Do not run setup.sh unreviewed. Specific things to consider before installing/using: - The package metadata says it requires no credentials, but the scripts need a Moltbook API key and a wallet (and optionally a private key). Expect to provide those if you use the tool. - setup.sh contains a hardcoded Moltbook bearer token (SETUP_API_KEY) that the script uses to create the community and post a welcome message. Ask the maintainer why a shared/embedded token is used, and verify the token's ownership and scope. Avoid running scripts that will use unknown bearer tokens on your systems or that will publish content under someone else's credentials. - Never paste your private key into a tool you haven't fully audited.

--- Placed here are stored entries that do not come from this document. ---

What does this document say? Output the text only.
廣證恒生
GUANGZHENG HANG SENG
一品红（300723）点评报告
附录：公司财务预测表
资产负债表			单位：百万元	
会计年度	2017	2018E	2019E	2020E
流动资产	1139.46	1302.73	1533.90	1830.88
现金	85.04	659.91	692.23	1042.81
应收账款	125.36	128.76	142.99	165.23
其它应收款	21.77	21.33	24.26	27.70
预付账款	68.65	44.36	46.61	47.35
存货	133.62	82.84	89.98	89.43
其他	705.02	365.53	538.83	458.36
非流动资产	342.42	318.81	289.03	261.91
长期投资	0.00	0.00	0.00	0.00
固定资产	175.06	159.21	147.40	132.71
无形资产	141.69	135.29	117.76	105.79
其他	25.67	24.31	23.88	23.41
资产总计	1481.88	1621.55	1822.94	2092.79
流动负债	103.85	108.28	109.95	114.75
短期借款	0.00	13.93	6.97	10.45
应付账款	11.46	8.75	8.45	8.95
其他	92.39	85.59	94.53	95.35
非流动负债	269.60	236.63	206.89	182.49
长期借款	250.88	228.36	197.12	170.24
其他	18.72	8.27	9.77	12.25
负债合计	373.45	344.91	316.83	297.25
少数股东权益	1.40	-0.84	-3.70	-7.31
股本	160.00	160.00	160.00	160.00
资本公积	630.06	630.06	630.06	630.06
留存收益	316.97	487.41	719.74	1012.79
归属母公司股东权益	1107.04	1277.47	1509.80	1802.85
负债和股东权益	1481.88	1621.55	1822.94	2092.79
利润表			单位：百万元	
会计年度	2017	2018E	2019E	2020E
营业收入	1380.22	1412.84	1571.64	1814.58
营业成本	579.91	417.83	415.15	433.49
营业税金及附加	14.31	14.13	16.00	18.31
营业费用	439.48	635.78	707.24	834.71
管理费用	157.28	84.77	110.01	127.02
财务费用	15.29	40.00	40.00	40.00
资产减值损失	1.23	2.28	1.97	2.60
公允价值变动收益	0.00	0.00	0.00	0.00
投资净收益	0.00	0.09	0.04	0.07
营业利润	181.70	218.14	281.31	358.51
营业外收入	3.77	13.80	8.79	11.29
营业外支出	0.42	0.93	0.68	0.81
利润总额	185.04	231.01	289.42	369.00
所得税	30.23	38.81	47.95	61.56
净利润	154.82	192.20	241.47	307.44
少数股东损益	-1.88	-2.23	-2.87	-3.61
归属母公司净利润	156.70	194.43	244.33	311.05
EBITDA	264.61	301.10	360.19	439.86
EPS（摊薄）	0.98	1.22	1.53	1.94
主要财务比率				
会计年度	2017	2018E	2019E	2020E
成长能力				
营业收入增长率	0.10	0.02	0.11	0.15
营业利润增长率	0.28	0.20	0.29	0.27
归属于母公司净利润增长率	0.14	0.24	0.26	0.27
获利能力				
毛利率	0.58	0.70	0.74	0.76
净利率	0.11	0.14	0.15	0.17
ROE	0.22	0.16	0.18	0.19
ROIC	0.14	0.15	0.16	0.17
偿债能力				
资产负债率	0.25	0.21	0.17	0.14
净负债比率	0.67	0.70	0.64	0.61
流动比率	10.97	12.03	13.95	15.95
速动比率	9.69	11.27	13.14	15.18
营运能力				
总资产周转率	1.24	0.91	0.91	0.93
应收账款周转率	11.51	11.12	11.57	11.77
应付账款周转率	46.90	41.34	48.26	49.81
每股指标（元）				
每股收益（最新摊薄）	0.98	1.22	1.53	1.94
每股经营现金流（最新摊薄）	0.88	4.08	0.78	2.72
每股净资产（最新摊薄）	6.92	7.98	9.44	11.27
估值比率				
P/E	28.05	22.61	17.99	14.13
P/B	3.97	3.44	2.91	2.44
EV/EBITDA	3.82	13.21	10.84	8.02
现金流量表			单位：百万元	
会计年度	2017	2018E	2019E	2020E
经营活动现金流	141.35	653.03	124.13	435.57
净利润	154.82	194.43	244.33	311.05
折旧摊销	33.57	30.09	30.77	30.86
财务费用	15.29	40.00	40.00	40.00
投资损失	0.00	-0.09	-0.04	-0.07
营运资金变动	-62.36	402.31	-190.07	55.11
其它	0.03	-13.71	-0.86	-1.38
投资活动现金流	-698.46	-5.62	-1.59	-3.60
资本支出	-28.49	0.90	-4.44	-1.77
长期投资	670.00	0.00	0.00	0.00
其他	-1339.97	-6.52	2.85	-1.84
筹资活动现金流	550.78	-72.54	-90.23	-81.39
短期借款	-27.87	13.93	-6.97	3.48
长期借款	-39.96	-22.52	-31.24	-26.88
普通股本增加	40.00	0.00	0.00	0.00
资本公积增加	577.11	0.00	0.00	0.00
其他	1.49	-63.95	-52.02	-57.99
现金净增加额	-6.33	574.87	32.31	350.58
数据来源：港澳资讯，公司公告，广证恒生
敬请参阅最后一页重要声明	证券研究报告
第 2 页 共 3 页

The skill asks for JOULE_PRIVATE_KEY as an option for signing — if you need on-chain signing, prefer a hardware wallet or signing workflow that never exposes the raw private key to scripts. - If you still want to try it: inspect the code locally, run setup in a sandbox or disposable account, and remove or replace the hardcoded SETUP_API_KEY before running. If the embedded token was legitimately provided by the project, request that the project rotate the token and provide per-user API keys instead of a shared secret. - If you rely on this skill for production actions, request clearer metadata from the publisher listing the required environment variables and a security explanation of the setup flow. If you cannot verify the SETUP_API_KEY owner, do not use the automated submolt creation/posting steps.